I LOVE that Helen Mirren is on the cover of the September issue of Allure issue, which I must admit surprised me because I felt the new editor, Michelle Lee, was heading the magazine into hyper Millennial drive. But her call to action, which is a cover line, is to end the idea of “anti-aging”, and instead asks for a “celebration of growing into your own skin–wrinkles and all.” (You can read the story here.) Mirren is also a new spokesperson of L’Oreal, a mega-beauty brand which is also on board with the idea of looking towards older women as role models of beauty.
I think it’s fantastic and it’s been a topic of positive conversations with other women I’ve had over the last week. Then I read an article in NY Times Magazine by Amanda Hess, who tried to throw a wrench in the whole thing. To sum up her article, the beauty business is changing the language of their products and highlighting health and organic aspects of products as opposed to scientific jargon they used previously, but they’re still just trying to sell us face and eye creams and tap into our fear of getting older. That’s true on many levels. And yes, beauty companies and magazines feature older women who were gorgeous at a young age and still are into their 50s, 60s and 70s. But I think Amanda misses the point. The best prep for writing about aging might be actually being older. I don’t know how old Hess is but she graduated from college in 2007; I graduated in 1989. I have wrinkles. Helen Mirren has plenty of wrinkles (and according to the completely unreliable Daily Mail even with a face lift). In fact, she might have more than my mother who is slightly older, hasn’t had a lift, and is gorgeous. Sure on some level the beauty industry might tap into our fears to sell products, but for those of us who have accepted aging, what if we still want to moisturize and use retinol so we can look our best when we’re in your 70s and 80s?

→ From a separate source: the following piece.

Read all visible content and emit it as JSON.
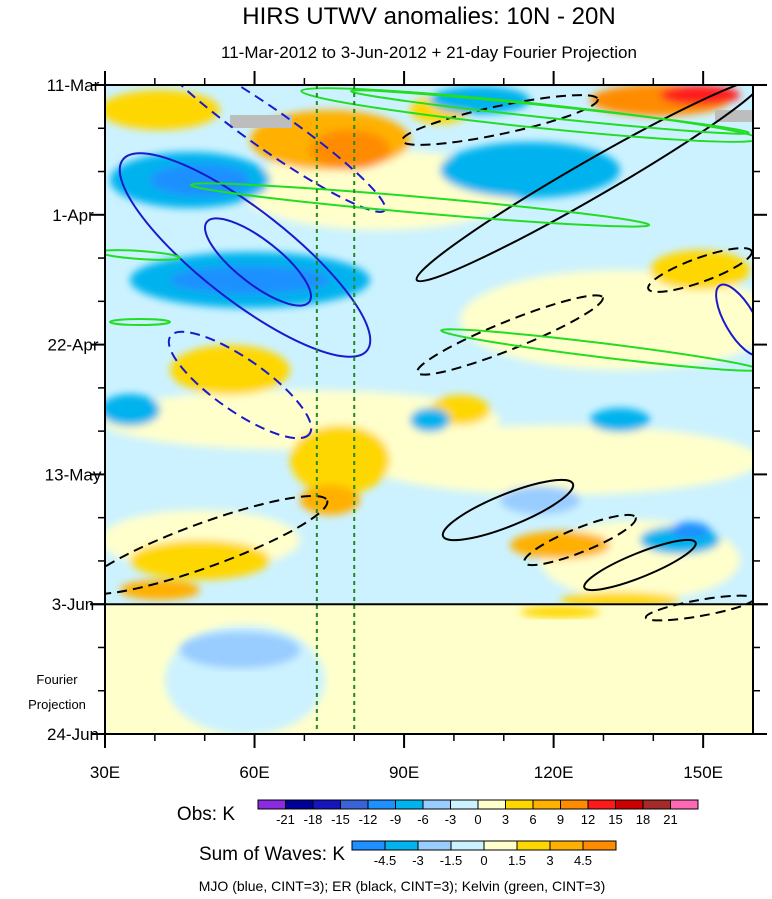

When is trying to take care of yourself a bad thing? Isn’t the organic, all-natural ethos today more holistic, meaning a healthy lifestyle of food and exercise, not just what you lather on your face?
There are plenty of women (and men) who are insecure about getting older, but to have a woman like Mirren just enjoy being a woman and not give a f%*$ is refreshing. It is certainly a step in the right direction. I want to be like Helen when I grow up.
Amy Nobile says
Amen! Helen and editors like Michelle Lee are changing the ‘face’ of what it means to embrace and celebrate ourselves, no matter the birthday.
As someone who is 59, I was almost giggly with delight when I saw Helen Mirren on the cover of Allure. Love the blouse, the hair, the Robert Lee Morris ring, the dark red nails and especially the attitude, BUT that’s where it ends. It’s one article and then back to the youngsters. Allure has now lost me. What if Maye Musk and Lyn Slater had been featured as well? That would’ve really made a statement.
Brooke Garber Neidich says
I want to see a piece on your beautiful mother !!